Gould grew up in Cardiff, the daughter of a teacher and academic, and studied at Cambridge. Her first casting job was recruiting extras for an AC/DC video, before years of working in music videos and commercials.
When she cast a 1992 McDonald’s commercial directed by Mike Leigh, it changed everything. The pair became friends, and Lee later hired her to work on her first major film, Topsy-Turvy. She has since cast seven of his films. “She has an uncanny ability to get it,” she once told me. “To distinguish at the most subtle and subtle level one actor from another.”
Gould helped launch the careers of Claire Foy, Eddie Redmayne and John Boyega, whom she cast in Attack the Block after spotting him in a small play at the Tricycle Theater. She cast Bella Ramsay and Maisie Williams in Game of Thrones when they were still part of local theater groups. Williams won the role of Arya Stark after Gould saw about 200 candidates for the role.

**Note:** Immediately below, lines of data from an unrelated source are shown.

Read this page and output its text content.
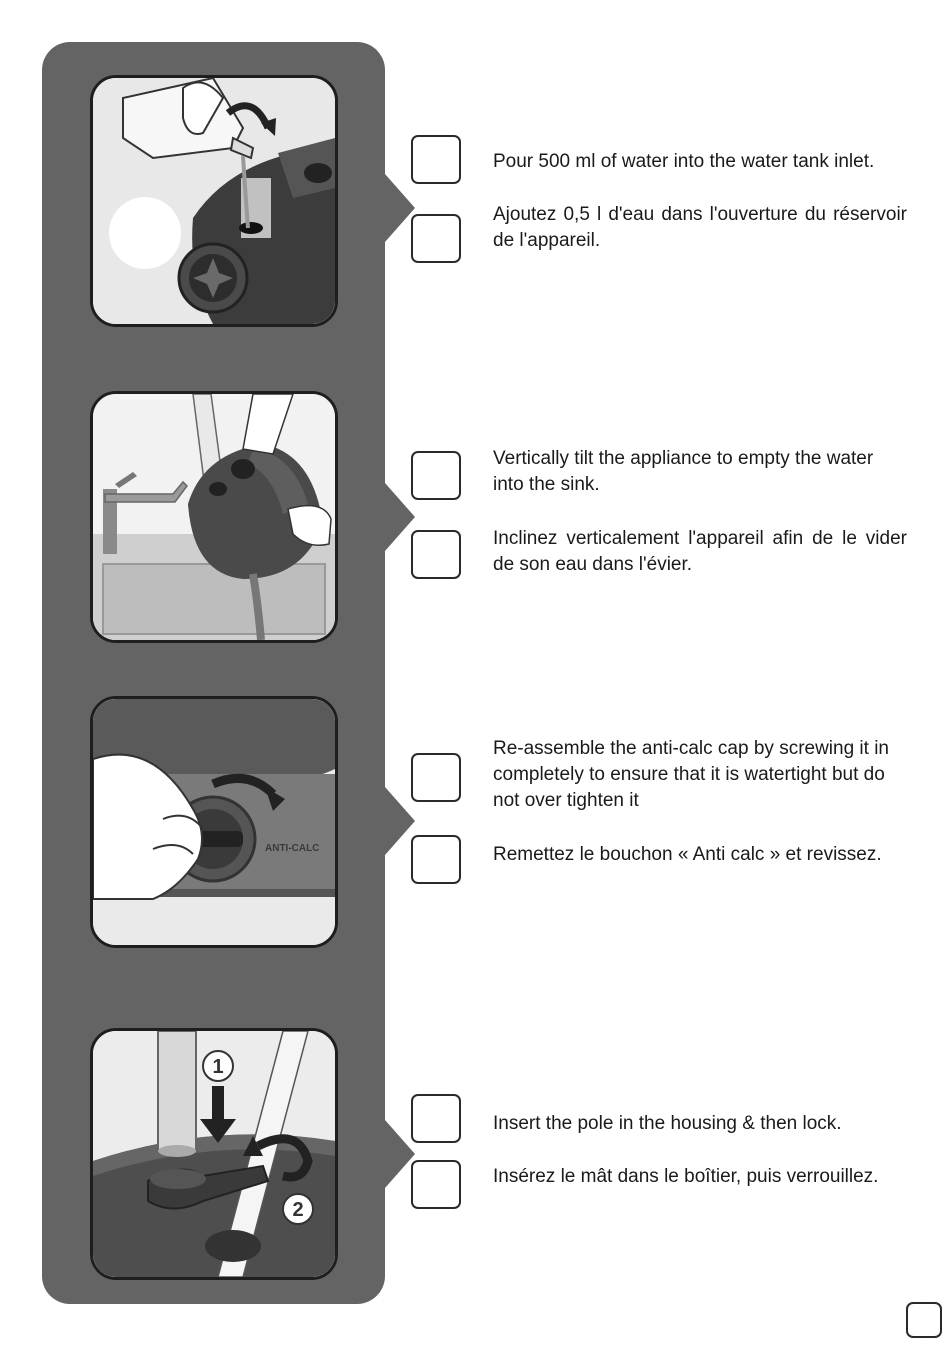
ANTI-CALC
1
2

Pour 500 ml of water into the water tank inlet.

Ajoutez 0,5 l d'eau dans l'ouverture du réservoir de l'appareil.

Vertically tilt the appliance to empty the water into the sink.

Inclinez verticalement l'appareil afin de le vider de son eau dans l'évier.

Re-assemble the anti-calc cap by screwing it in completely to ensure that it is watertight but do not over tighten it

Remettez le bouchon « Anti calc » et revissez.

Insert the pole in the housing & then lock.

Insérez le mât dans le boîtier, puis verrouillez.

“You do a lot of combing and exploring all over the place, and sometimes you find someone amazing,” she said. “We cast Jessie Buckley in Taboo when she was fresh out of drama school, and then we cast her back in Chernobyl. It’s really wonderful to watch people with real talent grow and grow in their acting and their craft. I feel motherly.”
With ongoing concerns about diversity in film and television, Gould acknowledges the barriers. “If you’re British, even if you don’t think you think about class, it’s still a subconscious part of your thinking about character and people,” she said. “Drama schools are not as diverse as they used to be because of the cost, but there are still brilliant working-class actors.” She recently presented a new BBC show called Waiting to Get Out featuring mostly working-class artists.
She said there were “phases” when working class representatives dominated the industry. “At one time, the two most popular young actors of the moment were Gary Oldman and Tim Roth.”
She added that the industry has become increasingly risk averse. “Names help attract audiences and money, even if it’s not always the best way to create. It’s frustrating when you create something great that no one sees.”
Have you ever had to fight with a director over casting? “I can’t comment,” she said with a laugh. “But filmmaking is a collaborative endeavor, and ideally, we speak the same language.”